OCDE : la croissance de l’emploi est tirée par des postes peu productifs et faiblement rémunérés

L’emploi est orienté à la hausse dans les pays de l’OCDE, mais  la plupart des créations d’emplois interviennent encore dans des secteurs caractérisés par une productivité et des salaires relativement faibles, selon un nouveau rapport publié par l’OCDE.

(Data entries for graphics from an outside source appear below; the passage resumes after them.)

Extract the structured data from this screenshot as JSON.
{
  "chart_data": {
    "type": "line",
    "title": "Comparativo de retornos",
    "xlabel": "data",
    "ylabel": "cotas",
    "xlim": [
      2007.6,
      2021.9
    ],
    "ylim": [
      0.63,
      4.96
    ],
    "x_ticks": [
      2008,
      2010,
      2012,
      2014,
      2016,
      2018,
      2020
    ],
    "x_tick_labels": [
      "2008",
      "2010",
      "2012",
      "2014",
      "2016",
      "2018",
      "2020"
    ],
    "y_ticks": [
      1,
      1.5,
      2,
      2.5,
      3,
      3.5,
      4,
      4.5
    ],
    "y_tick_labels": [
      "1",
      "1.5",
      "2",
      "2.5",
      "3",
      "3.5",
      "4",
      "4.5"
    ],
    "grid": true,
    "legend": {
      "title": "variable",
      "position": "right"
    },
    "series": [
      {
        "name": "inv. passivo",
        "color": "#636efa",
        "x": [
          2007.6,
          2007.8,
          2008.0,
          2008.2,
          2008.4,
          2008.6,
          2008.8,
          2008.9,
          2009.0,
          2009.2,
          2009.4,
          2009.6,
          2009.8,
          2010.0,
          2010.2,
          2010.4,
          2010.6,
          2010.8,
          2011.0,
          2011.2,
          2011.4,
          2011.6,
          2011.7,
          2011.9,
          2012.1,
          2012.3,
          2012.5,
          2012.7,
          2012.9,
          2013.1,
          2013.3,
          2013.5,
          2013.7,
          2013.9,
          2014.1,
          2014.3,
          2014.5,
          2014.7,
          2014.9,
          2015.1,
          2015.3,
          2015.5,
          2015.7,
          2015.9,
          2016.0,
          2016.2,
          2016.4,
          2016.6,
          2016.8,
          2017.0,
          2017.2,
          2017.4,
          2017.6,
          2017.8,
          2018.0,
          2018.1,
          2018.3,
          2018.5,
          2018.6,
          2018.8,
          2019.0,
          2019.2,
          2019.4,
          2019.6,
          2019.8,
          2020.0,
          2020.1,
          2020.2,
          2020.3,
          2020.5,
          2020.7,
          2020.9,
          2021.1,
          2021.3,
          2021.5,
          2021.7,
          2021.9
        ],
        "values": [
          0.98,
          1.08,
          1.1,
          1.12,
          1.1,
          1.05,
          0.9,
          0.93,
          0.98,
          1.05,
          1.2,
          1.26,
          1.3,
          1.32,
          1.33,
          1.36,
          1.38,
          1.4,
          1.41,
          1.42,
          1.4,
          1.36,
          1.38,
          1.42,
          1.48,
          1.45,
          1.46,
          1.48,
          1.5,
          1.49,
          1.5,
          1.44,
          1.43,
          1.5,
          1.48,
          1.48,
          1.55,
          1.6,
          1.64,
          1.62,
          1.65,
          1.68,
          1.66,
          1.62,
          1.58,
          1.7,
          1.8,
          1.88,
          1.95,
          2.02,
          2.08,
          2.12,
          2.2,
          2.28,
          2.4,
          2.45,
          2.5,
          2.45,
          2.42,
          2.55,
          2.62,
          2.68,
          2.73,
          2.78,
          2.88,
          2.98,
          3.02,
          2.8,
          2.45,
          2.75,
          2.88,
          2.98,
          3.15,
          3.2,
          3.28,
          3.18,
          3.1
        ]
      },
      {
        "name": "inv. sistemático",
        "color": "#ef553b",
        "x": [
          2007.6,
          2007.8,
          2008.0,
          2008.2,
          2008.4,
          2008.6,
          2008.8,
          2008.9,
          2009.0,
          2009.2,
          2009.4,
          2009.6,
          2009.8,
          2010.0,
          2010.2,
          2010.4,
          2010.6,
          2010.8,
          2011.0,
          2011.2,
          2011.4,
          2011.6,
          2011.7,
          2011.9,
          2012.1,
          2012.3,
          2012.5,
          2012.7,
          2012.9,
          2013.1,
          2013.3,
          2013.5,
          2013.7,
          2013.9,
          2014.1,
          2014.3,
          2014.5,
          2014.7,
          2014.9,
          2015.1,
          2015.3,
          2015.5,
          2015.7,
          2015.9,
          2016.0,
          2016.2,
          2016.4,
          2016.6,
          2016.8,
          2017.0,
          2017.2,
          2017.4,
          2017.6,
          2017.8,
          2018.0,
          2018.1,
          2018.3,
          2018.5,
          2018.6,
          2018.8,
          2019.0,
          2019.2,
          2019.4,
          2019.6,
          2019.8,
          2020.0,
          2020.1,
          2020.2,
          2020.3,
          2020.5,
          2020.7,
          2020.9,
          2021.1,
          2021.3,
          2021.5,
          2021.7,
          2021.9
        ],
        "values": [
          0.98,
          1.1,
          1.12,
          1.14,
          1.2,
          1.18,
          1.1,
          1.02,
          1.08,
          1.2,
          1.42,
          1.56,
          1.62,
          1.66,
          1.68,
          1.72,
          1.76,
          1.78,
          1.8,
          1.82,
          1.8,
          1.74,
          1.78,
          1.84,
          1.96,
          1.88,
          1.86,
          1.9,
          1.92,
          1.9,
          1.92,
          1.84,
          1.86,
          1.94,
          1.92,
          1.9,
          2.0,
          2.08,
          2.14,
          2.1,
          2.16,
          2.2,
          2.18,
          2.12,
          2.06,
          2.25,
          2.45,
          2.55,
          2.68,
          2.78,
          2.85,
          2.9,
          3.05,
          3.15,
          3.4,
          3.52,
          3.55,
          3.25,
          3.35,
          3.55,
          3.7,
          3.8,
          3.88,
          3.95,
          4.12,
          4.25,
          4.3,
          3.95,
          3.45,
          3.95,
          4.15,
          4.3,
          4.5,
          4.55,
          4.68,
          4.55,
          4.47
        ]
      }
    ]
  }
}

Il ressort de la dernière édition du Compendium of Productivity Indicators que cette situation a accentué les retombées, sur la croissance de la productivité, de l’atonie générale en matière d’investissement des entreprises.

 

En Allemagne, en France et au Royaume-Uni, les trois secteurs qui ont enregistré les plus fortes progressions de l’emploi entre 2010 et 2017 représentaient un tiers du total des créations d’emplois mais offraient des rémunérations inférieures à la moyenne. Par ailleurs, en Belgique, en Espagne, en Finlande et en Italie, les secteurs d’activité affichant des niveaux de productivité du travail supérieurs à la moyenne ont accusé des pertes nettes d’emplois.

 

Les salaires salaires réels restent inférieurs à leur niveau d’avant la crise en Espagne, en Grèce et en Italie, et ils ont accusé un repli ces dernières années en Belgique et au Canada.

 

L’augmentation du nombre d’emplois dans des secteurs offrant de faibles rémunérations, comme l’hôtellerie-restauration, la santé ou l’hébergement médico-social, pèse sur les salaires moyens enregistrés à l’échelle de l’économie dans son ensemble, explique le rapport.